Katharina Stehrs Humor ist subtiler, bricht sich jedoch besonders im Zusammenspiel mit Paul-Antoine Nörpel als Tellheims Wachtmeister umso stärker Bahn, der in Worten, Gestik und Lachen keinen Zweifel daran lässt, wie sehr er die Zofe begehrt. Das erwidert sie nicht nur in einer toll gespielten Mischung aus Leidenschaft und Zurückhaltung. Sie muss auch mit imaginären Pistolen schießen, umsichtig Blumen vom Tisch nehmen, damit Minna darauf niedersinken kann, oder sich an Tellheims Bein geklammert über den Boden schleifen lassen. Auch die beiden Nebenfiguren – Ireneusz Rosinski als Wirt mit feinem Humor und Philipp Scholz als Offiziersparodie – sorgen immer wieder für Lachen im Publikum.

Ernste Rolle hat es schwerer

David Thomas Pawlak hat es in der Rolle des ernsten Tellheim nicht so leicht, sich zwischen den anderen allesamt komödiantischen Rollen zu behaupten, auch wenn er ihnen als Betrunkener oder in den Sessel Eingekeilter darin in nichts nachsteht. Hinter dem "Verschulden" des Majors im Krieg steht eigentlich eine gute Tat, die seinem hohen moralischen Anspruch entspricht und auch ein Grund für Minnas Liebe ist.

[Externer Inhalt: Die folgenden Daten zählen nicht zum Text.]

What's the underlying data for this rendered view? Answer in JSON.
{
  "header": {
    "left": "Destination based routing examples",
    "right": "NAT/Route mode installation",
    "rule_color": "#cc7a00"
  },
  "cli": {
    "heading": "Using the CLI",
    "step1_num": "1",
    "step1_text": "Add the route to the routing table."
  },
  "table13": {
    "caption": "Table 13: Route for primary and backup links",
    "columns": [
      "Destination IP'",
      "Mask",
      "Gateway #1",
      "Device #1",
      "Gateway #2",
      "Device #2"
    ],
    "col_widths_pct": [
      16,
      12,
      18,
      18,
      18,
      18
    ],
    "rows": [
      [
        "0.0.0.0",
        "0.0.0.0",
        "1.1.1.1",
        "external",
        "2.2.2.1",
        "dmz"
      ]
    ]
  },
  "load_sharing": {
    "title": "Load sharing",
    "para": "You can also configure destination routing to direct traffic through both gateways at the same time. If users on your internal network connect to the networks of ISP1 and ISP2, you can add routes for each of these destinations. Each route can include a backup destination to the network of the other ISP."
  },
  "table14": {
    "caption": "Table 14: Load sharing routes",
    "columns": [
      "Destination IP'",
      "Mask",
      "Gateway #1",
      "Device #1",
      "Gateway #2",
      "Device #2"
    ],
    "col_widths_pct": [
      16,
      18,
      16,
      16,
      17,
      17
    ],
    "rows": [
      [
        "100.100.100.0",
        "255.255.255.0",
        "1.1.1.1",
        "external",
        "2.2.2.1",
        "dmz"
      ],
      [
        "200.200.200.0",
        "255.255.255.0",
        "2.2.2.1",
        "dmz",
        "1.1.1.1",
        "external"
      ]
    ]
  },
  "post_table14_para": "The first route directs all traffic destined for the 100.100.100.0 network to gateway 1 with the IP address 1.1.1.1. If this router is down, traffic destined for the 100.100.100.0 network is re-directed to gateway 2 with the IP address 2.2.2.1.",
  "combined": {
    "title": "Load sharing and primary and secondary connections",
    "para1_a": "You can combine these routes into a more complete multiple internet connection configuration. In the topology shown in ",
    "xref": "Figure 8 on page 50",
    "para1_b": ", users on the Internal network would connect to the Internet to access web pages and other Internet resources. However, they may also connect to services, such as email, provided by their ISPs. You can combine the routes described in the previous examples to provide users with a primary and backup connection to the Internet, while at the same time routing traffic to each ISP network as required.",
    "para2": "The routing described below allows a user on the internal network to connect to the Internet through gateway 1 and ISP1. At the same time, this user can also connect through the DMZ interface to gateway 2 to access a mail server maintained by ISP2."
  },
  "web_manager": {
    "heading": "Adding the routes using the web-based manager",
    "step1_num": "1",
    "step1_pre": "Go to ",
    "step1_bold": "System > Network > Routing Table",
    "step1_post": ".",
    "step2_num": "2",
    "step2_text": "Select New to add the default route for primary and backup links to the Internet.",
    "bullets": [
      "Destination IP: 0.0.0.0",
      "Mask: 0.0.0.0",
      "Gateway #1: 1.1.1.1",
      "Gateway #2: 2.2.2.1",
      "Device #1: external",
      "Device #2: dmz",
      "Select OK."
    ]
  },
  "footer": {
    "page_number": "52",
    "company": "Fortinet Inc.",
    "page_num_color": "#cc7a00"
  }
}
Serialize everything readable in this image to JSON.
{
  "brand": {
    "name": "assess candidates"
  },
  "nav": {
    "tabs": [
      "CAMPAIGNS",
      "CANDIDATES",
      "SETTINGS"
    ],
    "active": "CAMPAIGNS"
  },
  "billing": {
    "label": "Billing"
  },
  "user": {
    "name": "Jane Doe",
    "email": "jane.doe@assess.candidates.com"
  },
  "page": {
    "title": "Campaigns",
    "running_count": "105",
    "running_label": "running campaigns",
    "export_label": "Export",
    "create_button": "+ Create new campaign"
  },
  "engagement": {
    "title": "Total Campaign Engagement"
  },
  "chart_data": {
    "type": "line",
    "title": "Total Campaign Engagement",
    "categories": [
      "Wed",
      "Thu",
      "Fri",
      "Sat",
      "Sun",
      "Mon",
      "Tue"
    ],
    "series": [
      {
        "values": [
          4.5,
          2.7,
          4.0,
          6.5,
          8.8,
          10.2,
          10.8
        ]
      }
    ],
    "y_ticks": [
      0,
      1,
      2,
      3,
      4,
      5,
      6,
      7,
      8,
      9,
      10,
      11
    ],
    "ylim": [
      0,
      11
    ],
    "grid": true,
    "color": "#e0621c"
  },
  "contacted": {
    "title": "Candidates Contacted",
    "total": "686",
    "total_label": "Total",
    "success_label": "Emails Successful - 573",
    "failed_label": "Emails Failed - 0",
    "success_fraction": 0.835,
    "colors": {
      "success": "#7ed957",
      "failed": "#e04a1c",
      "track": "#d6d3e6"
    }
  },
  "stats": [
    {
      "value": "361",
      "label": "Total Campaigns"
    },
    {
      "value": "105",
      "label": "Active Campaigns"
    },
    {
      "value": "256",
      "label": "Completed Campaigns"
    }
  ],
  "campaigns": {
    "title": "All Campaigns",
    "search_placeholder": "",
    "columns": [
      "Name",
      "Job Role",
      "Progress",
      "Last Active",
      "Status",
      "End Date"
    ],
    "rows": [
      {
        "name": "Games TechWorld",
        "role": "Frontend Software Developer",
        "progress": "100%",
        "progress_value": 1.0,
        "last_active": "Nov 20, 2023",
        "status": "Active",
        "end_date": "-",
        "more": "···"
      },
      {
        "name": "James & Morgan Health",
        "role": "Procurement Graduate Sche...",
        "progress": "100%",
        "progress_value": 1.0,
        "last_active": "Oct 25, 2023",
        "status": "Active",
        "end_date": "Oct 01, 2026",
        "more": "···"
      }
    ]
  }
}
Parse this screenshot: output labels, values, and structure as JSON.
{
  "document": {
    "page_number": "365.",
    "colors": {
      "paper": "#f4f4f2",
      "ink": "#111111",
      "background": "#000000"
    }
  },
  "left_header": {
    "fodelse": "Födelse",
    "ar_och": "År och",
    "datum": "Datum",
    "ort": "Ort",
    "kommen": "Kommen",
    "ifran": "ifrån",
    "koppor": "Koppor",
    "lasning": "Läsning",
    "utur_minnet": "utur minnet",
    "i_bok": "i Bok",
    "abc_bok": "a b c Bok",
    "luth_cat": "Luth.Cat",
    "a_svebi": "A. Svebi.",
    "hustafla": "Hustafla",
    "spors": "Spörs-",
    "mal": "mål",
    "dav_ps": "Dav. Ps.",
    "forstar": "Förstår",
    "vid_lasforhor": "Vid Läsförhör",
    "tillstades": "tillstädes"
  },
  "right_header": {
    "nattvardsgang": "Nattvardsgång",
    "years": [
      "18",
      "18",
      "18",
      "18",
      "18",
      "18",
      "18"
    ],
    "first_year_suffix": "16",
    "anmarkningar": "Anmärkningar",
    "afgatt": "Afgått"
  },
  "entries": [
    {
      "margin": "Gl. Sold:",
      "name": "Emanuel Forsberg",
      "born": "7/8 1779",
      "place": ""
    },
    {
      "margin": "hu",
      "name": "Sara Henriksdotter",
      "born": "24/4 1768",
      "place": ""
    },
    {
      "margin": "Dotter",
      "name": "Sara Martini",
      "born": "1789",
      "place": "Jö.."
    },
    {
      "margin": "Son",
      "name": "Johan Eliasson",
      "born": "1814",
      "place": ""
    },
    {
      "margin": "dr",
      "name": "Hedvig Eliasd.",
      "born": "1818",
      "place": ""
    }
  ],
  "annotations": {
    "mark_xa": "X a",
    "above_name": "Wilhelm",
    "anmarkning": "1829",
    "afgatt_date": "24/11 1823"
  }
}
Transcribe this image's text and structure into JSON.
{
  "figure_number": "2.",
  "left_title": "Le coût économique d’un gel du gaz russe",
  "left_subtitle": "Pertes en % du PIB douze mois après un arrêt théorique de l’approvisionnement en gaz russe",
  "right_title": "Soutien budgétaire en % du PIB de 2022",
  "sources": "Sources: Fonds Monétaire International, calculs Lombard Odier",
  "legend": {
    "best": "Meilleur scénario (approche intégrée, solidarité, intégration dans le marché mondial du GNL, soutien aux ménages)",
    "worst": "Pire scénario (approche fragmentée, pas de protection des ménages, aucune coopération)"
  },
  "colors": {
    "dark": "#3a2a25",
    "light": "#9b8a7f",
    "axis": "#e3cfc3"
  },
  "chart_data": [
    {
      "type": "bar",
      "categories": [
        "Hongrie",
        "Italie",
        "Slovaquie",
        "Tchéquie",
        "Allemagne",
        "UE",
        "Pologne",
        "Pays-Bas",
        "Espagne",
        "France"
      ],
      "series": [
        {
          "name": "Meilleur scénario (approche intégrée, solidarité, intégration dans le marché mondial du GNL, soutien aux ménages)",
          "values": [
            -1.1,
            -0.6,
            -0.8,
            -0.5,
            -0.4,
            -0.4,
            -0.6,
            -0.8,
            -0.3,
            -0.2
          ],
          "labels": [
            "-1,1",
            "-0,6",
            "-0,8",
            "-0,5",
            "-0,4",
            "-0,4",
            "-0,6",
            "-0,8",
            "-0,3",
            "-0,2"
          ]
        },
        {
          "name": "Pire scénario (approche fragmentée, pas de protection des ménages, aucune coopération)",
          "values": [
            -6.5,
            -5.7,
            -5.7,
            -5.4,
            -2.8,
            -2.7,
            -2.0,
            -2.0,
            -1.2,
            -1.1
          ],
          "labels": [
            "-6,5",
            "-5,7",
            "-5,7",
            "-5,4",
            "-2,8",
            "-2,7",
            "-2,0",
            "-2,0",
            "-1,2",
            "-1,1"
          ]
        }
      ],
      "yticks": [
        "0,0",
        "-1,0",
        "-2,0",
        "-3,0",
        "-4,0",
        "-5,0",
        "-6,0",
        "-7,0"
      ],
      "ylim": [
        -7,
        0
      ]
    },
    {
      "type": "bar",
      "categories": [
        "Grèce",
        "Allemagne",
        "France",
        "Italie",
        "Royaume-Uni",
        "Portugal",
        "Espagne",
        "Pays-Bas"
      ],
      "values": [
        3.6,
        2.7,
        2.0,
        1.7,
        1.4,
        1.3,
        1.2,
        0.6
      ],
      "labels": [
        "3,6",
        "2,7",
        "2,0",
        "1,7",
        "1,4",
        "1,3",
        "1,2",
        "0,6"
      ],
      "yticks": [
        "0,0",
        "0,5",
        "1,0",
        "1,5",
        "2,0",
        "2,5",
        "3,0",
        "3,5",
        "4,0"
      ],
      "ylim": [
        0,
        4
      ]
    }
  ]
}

Die Inszenierung setzt jedoch weniger darauf, den inneren Konflikt Tellheims auszuleuchten. Themen wie soldatische Ehre, die Kritik daran, das Elend nach dem Siebenjährigen Krieg, auch die Bestechlichkeit, die Tellheim vorgeworfen wird, sind in Latchinians Inszenierung auf ein sinnvolles Minimum reduziert. Doch die Figur des Majors ist womöglich dadurch im Vergleich zu Minna ein wenig blass und der leise Eindruck entsteht, Tellheim könnte ihr in einer Ehe vielleicht tatsächlich nicht gewachsen sein, was Lessings postulierte Gleichberechtigung umkehren würde. Dem Erfolg der Inszenierung wird das keinen Abbruch tun.

Das Publikum ist sich dennoch uneins. Während ein großer Teil bei der Premiere am 16. März Szenenbeifall gibt, frenetisch applaudiert und "Bravo" ruft, sind einige enttäuscht, finden Lessings Stück als Klamotte verhunzt oder wundern sich über das Gelächter. Doch schon bevor das Stück 1767 große Erfolge feierte und zu den wichtigsten Komödien der deutschsprachigen Literatur wurde, nannte Lessing es "Lustspiel". Dem macht die Zittauer Inszenierung alle Ehre.